Decline of two-party system could open way for more extreme fringe

Decline of two-party system could open way for more extreme fringe

Andrews’ government MPs spooked by successive scandals breathed a collective sigh of relief on Wednesday with the findings of a new survey revealing that twice the number of Victorians think Labor is best placed to “govern with integrity and honesty”, when compared to the Coalition.

The survey found that a not-so whopping 42 per cent of Victorians gave Labor the lead over the Coalition which scored just 21 per cent. In Australia's political duopoly, that’s a win, right?

Daniel Andrews and Matthew Guy will battle it out to be elected the state’s next premier.Credit:Fairfax Media

Dig a little deeper into the results and both parties have cause for concern. More than one third of Victorians – 37 per cent – don’t think either side is up to the job of ruling with honesty or integrity. And that’s a problem.

While it should come as no surprise that rusted-on party supporters were more likely to back their own side on matters of integrity, even they had their doubts.

Of the respondents that usually vote Labor, 72 per cent thought the ALP was best placed on the integrity measure meaning almost 30 per cent weren’t so sure. Of Coalition voters, only 64 per cent were convinced their side were the more honest bunch.

The electoral reality of this distrust was realised at the federal election when one in three voters couldn’t bring themselves to vote for either Labor or the Coalition, causing a disruption to Australia’s near century-old political duopoly.

But long before the “teal-wave” swept independents to Canberra in May, the two-party system had started to wane. And in 13 weeks we will learn whether it will, as many strategists predict, be replicated at a state level.

Already, the trend isn't looking good for the major parties.

Forty years ago, at the 1982 Victorian election, more than 93 per cent of voters popped a number one next to Labor, the Liberals or the National Parties. A decade on, it had dropped to 90 per cent.

By 2002 first-preference support for Labor or the Coalition was 86 per cent. In 2014, it had dropped to 80 per cent and at the last election it was down to 78 per cent.

Much of the blame rests with the major political parties with scandals, abandoned election commitments, and rampant factionalism fuelling a disillusionment of the two-party system. For a new generation, political parties are considered a relic of the past.

Zali Steggall, flanked by her fellow Independent MPs. Long before the “teal-wave” swept into Canberra in May, the two-party system had started to wane.Credit:Alex Ellinghausen

As Victoria’s last Liberal premier, Denis Napthine, told this masthead last week: “These days you wouldn’t dare say you were a member of a political party,”

Napthine says that the consequence of the decline in party membership has been a narrowed supporter base. That has created a cyclical problem where parties can no longer offer the strongest candidates, making them more likely to become vehicles for the ambitious to seek power.

In tandem with these local factors, there has been a global decline in membership-based organisations such as churches and charities that are also struggling to attract support as a new generation opts for narrower issue-based allegiances.

So, what does all this mean for the upcoming Victorian election?

With support and trust for the major parties slipping, the conditions are perfect for further disruption of the two-party system in Victoria. Of the 88 seats in the Legislative Assembly, 35 per cent are considered marginal.

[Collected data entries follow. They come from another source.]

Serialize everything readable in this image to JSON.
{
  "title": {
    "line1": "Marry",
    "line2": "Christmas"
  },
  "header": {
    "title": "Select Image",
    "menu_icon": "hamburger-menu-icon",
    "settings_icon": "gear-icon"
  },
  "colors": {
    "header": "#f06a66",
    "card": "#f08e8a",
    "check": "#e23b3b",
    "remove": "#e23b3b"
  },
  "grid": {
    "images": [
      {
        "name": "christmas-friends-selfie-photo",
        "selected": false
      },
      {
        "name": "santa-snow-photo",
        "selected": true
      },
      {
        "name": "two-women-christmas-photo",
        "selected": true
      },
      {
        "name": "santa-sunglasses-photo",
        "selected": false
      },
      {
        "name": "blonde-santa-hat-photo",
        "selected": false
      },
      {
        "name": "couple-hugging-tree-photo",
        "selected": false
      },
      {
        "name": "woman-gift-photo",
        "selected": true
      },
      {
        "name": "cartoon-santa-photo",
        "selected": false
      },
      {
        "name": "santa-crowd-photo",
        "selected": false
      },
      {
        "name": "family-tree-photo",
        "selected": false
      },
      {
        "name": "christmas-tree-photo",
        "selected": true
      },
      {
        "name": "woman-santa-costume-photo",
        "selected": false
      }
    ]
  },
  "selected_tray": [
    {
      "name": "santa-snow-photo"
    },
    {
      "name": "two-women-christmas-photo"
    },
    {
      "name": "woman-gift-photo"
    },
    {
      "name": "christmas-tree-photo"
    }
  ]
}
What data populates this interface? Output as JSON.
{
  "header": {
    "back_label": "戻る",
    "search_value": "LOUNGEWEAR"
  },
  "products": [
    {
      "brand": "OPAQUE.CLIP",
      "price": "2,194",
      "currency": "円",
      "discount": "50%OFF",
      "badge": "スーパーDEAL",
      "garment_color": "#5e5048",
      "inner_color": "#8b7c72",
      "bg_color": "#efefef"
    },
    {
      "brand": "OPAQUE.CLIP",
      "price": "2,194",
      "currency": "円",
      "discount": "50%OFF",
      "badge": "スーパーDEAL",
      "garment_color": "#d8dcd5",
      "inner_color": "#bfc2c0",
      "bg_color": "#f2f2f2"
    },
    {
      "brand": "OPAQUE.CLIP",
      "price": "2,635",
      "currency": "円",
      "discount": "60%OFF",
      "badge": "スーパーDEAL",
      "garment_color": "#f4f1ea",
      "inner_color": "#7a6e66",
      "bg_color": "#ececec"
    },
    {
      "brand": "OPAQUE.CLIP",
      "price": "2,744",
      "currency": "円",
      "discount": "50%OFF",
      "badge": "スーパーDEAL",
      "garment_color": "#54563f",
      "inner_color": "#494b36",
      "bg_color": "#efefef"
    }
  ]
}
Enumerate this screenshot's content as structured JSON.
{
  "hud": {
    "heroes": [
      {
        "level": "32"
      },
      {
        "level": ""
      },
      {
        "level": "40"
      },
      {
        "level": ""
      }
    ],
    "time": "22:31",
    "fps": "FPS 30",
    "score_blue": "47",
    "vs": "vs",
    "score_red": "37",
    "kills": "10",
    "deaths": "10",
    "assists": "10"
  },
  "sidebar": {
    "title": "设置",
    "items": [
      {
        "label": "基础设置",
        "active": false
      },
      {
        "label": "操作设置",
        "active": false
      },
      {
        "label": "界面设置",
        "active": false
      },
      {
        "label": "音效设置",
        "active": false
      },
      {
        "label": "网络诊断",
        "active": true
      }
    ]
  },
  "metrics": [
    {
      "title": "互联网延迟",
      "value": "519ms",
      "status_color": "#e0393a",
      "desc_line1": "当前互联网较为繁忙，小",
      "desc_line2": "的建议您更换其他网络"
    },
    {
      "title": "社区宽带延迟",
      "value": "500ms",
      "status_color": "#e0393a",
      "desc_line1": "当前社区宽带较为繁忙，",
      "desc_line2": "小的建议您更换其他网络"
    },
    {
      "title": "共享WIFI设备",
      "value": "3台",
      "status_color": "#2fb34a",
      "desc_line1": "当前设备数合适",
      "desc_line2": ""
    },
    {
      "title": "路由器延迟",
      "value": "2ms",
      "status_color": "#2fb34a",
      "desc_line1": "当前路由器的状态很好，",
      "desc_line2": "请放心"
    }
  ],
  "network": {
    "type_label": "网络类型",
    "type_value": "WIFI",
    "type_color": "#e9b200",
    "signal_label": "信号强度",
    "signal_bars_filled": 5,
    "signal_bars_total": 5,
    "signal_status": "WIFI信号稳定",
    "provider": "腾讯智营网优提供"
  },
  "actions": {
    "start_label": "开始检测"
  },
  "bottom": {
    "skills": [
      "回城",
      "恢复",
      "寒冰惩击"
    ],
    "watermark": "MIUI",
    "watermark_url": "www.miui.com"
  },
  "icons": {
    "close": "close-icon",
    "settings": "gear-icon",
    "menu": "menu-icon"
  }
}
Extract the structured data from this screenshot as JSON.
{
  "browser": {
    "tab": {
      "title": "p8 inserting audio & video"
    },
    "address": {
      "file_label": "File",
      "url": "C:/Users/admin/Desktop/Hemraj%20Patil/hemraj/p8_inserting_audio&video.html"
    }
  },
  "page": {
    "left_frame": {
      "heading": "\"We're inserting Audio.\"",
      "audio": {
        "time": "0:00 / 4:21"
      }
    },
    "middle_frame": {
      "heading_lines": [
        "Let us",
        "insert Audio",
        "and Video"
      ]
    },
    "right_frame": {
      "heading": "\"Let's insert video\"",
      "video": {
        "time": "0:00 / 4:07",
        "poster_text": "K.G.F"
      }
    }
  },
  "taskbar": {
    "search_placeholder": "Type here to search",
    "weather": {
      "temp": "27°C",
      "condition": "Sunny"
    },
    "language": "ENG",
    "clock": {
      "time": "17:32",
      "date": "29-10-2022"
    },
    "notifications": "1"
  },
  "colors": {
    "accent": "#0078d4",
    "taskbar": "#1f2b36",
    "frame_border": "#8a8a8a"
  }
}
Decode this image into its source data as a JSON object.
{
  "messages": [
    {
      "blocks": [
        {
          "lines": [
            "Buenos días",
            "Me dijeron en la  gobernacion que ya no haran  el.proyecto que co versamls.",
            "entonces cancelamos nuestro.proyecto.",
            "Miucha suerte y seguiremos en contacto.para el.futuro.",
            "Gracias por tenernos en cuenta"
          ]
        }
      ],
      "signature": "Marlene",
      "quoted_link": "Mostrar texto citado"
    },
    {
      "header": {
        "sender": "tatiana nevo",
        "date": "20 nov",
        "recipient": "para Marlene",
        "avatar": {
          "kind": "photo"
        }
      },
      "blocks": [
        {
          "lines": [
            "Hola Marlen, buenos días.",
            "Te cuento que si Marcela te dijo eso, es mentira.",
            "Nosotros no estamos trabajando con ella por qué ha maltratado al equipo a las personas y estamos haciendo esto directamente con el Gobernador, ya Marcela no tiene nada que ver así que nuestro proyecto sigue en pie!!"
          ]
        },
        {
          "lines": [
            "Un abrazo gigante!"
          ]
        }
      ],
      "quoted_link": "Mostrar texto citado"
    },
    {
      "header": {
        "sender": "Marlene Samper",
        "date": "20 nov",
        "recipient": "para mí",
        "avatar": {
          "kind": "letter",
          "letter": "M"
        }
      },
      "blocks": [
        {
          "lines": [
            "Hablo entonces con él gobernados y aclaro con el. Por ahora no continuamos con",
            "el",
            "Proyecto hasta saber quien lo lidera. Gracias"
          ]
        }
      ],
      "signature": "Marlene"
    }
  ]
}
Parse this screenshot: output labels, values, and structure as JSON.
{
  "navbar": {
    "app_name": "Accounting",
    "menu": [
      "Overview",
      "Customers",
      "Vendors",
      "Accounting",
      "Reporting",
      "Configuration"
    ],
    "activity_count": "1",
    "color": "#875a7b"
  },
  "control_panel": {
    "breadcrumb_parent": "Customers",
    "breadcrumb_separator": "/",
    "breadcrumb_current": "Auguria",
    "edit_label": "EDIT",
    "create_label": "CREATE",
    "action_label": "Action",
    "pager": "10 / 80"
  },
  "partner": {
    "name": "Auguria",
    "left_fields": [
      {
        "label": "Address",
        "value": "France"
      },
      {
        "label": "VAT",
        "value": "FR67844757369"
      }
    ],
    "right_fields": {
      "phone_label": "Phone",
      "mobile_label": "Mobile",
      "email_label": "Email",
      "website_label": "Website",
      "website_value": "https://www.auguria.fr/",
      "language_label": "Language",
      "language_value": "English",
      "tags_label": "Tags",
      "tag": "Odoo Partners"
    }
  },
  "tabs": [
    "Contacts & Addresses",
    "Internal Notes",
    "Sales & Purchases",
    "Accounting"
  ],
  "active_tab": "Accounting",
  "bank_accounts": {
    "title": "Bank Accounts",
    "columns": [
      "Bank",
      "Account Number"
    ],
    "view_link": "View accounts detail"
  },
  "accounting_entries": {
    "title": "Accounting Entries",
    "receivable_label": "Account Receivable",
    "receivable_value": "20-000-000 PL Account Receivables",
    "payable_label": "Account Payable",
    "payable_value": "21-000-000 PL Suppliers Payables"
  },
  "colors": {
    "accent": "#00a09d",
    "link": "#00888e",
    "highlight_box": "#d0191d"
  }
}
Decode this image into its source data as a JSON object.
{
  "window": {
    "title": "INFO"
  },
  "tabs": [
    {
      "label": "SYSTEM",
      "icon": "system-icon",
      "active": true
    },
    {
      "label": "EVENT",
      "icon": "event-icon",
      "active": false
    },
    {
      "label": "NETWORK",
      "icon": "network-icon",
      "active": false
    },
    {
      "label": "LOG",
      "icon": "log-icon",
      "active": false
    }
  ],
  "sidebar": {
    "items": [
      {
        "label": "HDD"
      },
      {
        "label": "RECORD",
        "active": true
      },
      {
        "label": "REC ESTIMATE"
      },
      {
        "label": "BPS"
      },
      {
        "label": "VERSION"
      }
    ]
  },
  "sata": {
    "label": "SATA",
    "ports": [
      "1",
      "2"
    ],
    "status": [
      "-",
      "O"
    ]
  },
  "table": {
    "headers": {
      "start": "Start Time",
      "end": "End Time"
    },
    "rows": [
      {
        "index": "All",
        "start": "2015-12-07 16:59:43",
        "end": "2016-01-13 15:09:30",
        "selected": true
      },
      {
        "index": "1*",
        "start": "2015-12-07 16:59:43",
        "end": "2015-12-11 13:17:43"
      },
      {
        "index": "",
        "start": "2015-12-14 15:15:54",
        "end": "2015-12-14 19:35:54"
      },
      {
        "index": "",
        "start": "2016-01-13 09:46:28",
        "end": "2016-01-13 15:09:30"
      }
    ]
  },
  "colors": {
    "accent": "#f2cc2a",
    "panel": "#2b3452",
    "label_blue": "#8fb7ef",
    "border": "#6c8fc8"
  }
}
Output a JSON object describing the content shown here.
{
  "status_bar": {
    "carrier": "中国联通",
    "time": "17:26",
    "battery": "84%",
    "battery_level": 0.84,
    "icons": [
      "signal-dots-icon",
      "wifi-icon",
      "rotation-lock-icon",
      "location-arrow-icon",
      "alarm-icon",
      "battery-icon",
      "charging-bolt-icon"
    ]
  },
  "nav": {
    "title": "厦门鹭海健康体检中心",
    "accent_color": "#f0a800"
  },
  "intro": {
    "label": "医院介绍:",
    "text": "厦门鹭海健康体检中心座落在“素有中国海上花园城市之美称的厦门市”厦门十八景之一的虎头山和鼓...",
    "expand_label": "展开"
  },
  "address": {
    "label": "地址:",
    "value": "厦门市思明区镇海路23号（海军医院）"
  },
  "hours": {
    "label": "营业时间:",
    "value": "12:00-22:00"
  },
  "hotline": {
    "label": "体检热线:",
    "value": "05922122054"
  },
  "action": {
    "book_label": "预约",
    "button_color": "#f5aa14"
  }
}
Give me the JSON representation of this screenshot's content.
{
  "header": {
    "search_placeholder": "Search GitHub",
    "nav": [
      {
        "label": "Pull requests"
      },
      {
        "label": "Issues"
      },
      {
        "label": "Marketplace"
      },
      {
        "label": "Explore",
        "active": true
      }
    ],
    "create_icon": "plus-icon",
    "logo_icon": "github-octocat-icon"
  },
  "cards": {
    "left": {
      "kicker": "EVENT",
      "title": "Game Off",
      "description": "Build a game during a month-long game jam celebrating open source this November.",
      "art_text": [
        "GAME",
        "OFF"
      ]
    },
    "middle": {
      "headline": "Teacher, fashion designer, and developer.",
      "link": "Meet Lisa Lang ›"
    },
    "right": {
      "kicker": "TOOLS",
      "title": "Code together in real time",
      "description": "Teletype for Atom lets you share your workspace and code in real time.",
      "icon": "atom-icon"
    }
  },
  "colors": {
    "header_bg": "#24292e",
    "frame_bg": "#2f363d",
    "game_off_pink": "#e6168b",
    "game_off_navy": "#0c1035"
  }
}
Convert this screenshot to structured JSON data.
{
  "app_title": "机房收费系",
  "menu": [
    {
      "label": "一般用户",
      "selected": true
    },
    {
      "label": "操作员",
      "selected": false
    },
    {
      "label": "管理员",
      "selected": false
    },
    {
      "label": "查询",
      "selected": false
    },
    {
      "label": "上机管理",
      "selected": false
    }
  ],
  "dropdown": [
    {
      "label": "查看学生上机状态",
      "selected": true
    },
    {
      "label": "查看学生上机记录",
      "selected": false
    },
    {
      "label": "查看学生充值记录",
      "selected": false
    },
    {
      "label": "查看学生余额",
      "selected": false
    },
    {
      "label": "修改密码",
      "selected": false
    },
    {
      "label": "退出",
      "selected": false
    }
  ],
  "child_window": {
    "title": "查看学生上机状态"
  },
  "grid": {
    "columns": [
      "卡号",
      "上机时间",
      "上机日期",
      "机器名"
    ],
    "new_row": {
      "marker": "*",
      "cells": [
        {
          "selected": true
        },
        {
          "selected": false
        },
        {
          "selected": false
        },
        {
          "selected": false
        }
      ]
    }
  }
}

The resignation of high-profile and long-serving MPs this election also opens up new opportunities for independents.

Current polls are predicting a majority Labor government as the most likely election outcome, but a minority Labor government is now considered as the next most likely outcome. Strategists inside the major parties believe voters who supported independent candidates at May’s federal election are emboldened by their success and more likely to do so again.

Insiders from the major parties fear that strong campaigns in Liberal seats like Caulfield, Brighton and Kew, or the Labor held seats of Hawthorn, Melton and Werribee could put them at risk.

While independent victories in these electorates are unlikely to cause havoc on Spring Street – it’s a trend that deserves our attention for its potential to create room for more extremist parties from the left and the right.

So-called "teal independents" championing integrity, climate and women’s issues, aren’t the problem. But their ability to woo voters away from the major parties will further fracture Labor and the Coalition and is unlikely to improve consensus in politics in the longer term.

The party system isn’t perfect but for many years it has, for the most part, served us well. A system of broad ideological coherence has provided a stability and forces parliaments to favour the middle not political extremes. A major collapse in support for Australia’s two centrist parties will instead leave parliament more vulnerable to demands from the fringes.